From the Indy Star Behind the scenes, Brian Bosma pushed to resolve intimidation claim before Election Day

“House Speaker Brian Bosma pushed behind the scenes for members of an ethics panel to resolve before Election Day allegations that he intimidated a former Statehouse intern who says she had a sexual encounter with him in the early 1990s.

“In a previously undisclosed Oct. 23 letter, Bosma urged the six members of the House Ethics Committee to immediately review allegations that he spent campaign funds to dig up unflattering information about former intern Kandy Green.”

Bosma himself openly questioned how the chamber will impartially investigate the man who appoints members to the committee set to examine ethics complaints against him.

From the Indy Star Behind the scenes, Brian Bosma pushed to resolve intimidation claim before Election Day

“Bosma’s letter goes on to say that waiting until after the election, when a new ethics committee is normally selected by the speaker and the minority leader, would no doubt lead to allegations that he is handpicking the new members “with an eye toward the pending complaint.”

“This could lead to an appearance of impropriety to the members of the House and the public,” Bosma says. “It would be in our institution’s best interest to avoid such an appearance.”

“Finally,” he argues, “if this matter is not resolved expeditiously, a cloud will hang over this institution and over me personally” as lawmakers create the state’s first-ever sexual harassment policy for legislators.”

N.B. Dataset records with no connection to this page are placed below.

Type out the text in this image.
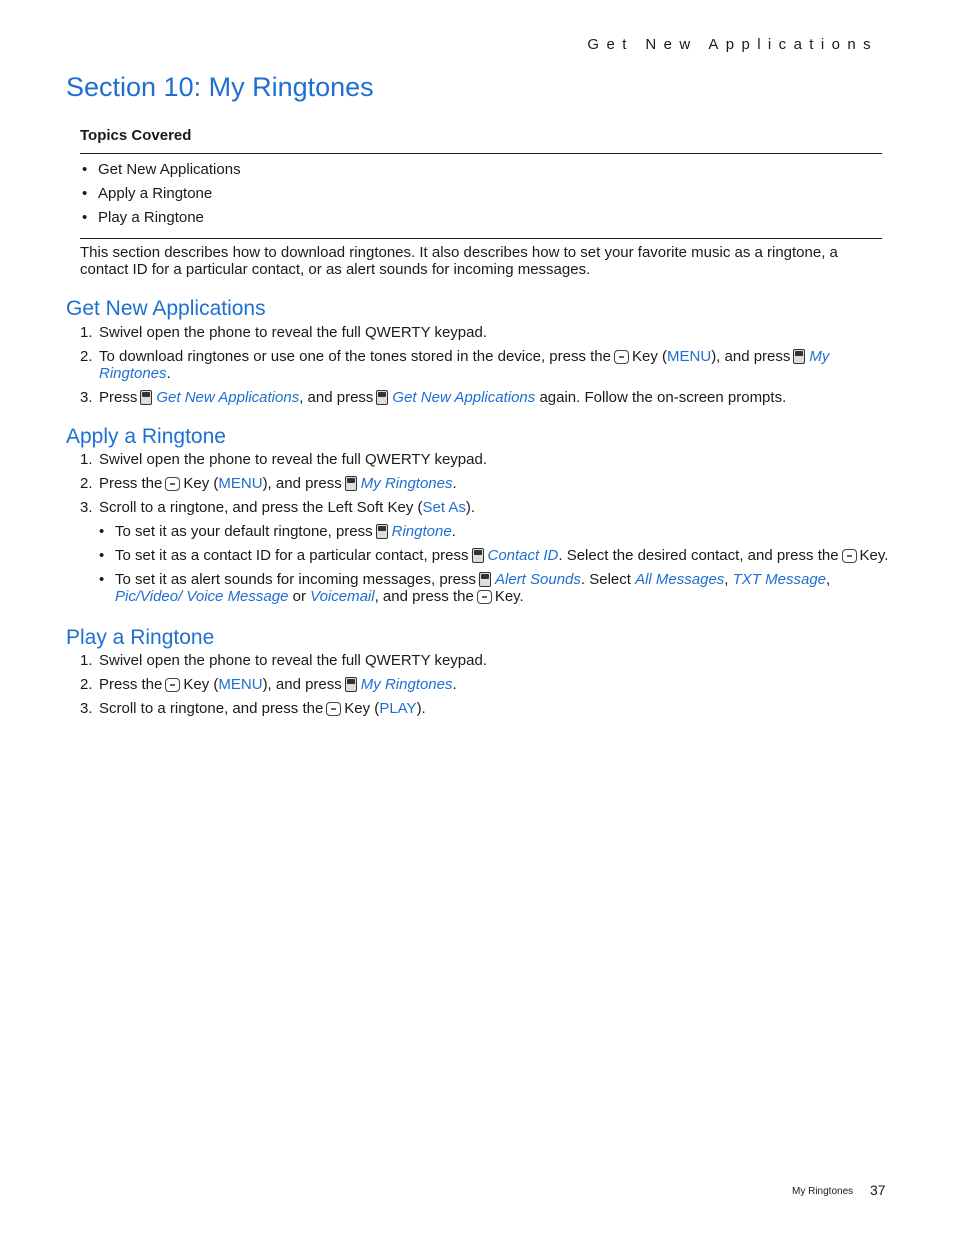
Get New Applications
Section 10: My Ringtones
Topics Covered
• Get New Applications
• Apply a Ringtone
• Play a Ringtone

This section describes how to download ringtones. It also describes how to set your favorite music as a ringtone, a contact ID for a particular contact, or as alert sounds for incoming messages.

Get New Applications
1. Swivel open the phone to reveal the full QWERTY keypad.
2. To download ringtones or use one of the tones stored in the device, press the Key (MENU), and press My Ringtones.
3. Press Get New Applications, and press Get New Applications again. Follow the on-screen prompts.
Apply a Ringtone
1. Swivel open the phone to reveal the full QWERTY keypad.
2. Press the Key (MENU), and press My Ringtones.
3. Scroll to a ringtone, and press the Left Soft Key (Set As).
• To set it as your default ringtone, press Ringtone.
• To set it as a contact ID for a particular contact, press Contact ID. Select the desired contact, and press the Key.
• To set it as alert sounds for incoming messages, press Alert Sounds. Select All Messages, TXT Message, Pic/Video/ Voice Message or Voicemail, and press the Key.
Play a Ringtone
1. Swivel open the phone to reveal the full QWERTY keypad.
2. Press the Key (MENU), and press My Ringtones.
3. Scroll to a ringtone, and press the Key (PLAY).
My Ringtones 37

Indiana Democratic Party Chairman John Zody agreed with the Speaker’s assessment and believed Statehouse Republicans were circling the wagons to protect a powerful political ally.

“Speaker Bosma is right, this whole process appears designed to protect politicians at all costs,” said Zody. “Statehouse Republicans are holding a hand they can’t possibly win. Ignore the requests for an Ethics Committee ruling and send the signal that the rules don’t apply to powerful politicians. Hold a hearing and not a single person, not even the Speaker, believes it’s an impartial investigation. After nearly a decade in complete control, this is what cronyism and a culture of corruption looks like. It’s past time to clean up the Statehouse.”